Leading fund manager Neil Woodford has issued an apology and explanation for his recent poor performance.
In a video posted on his website Woodford said that the performance of CF Woodford Equity Income has been ‘incredibly painful and [a] difficult thing to have to navigate.’
It has been a year to forget for the feted fund manager – with the fund showing a loss of 0.6 per cent over the period – leaving the fund rooted to the bottom of the Investment Association’s UK Equity Income fund sector. In contrast, the average fund has returned 8.9 per cent over the past year.
‘It's been a difficult period. And I'm very sorry for the poor performance that we've delivered really now since 2016.’
A couple of Woodford’s bets turned sour in recent months, most notably AstraZeneca and Provident Financial.

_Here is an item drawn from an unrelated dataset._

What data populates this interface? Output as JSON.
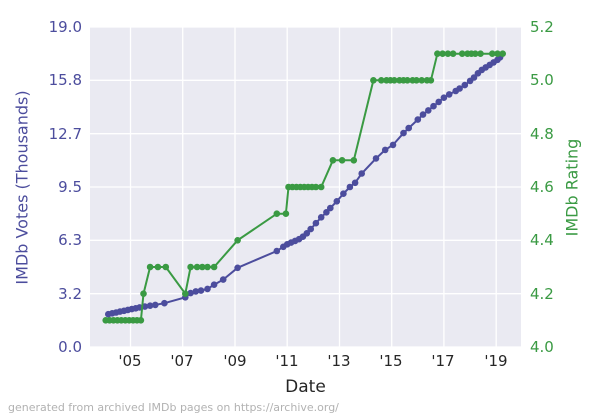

However, Woodford remains defiant and stands behind his portfolio: ‘There's huge potential in the portfolio, huge undervaluation. And it's a great portfolio, one that I own and want to own,’ he later said.
He noted that while AstraZeneca’s (which accounts for over 8 per cent of Woodford’s CF Woodford Equity Income fund) lung cancer drug trial in July was a significant setback for the company, the announcements came alongside ‘very good results and a number of other very good very positive things. Nevertheless, he adds ‘that was a sort of an event that the market focused on.’
It caused AstraZeneca’s share prices to plummet from 5,113p (26 July), down to 4,325p (27 July), a decline of 15.4 per cent. Share prices have yet to recover, currently sitting at 4,573p.
‘It's the biggest position in the portfolios. And of course, that was quite damaging to the funds in terms of the hits,’ Woodford said.
He also noted the poor performance of Provident Financial, of which Woodford Investment Management owned 19.9 per cent. The doorstep lender saw its share price crash after a number of profit warnings, ultimately leading it to being relegated out of the FTSE 100 and into the FTSE 250.
Woodford, however, said that while stock specific problems have not helped, he argues underperformance is more down to ‘the rather odd characteristics of this bull run in the stock market’.
He adds: ‘It is a very narrowly led market. The stock market seems to want to bid up the prices of stocks that I've talked about before, which provide exposure essentially to Chinese credit growth.
‘In very simple terms, the stock market has decided that Asia, China is good, the UK is bad. It's a very sort of-- it sounds very simple. And maybe it is an oversimplification. But I see- I see that driving- I see that preference playing out in the stock market daily.’
Echoing previous claims, Woodford said that while ‘the short-term performance is painful and is difficult…it isn't a permanent loss of capital. And I can and I believe I will rebuild the performance and rebuild that capital that we've lost recently.’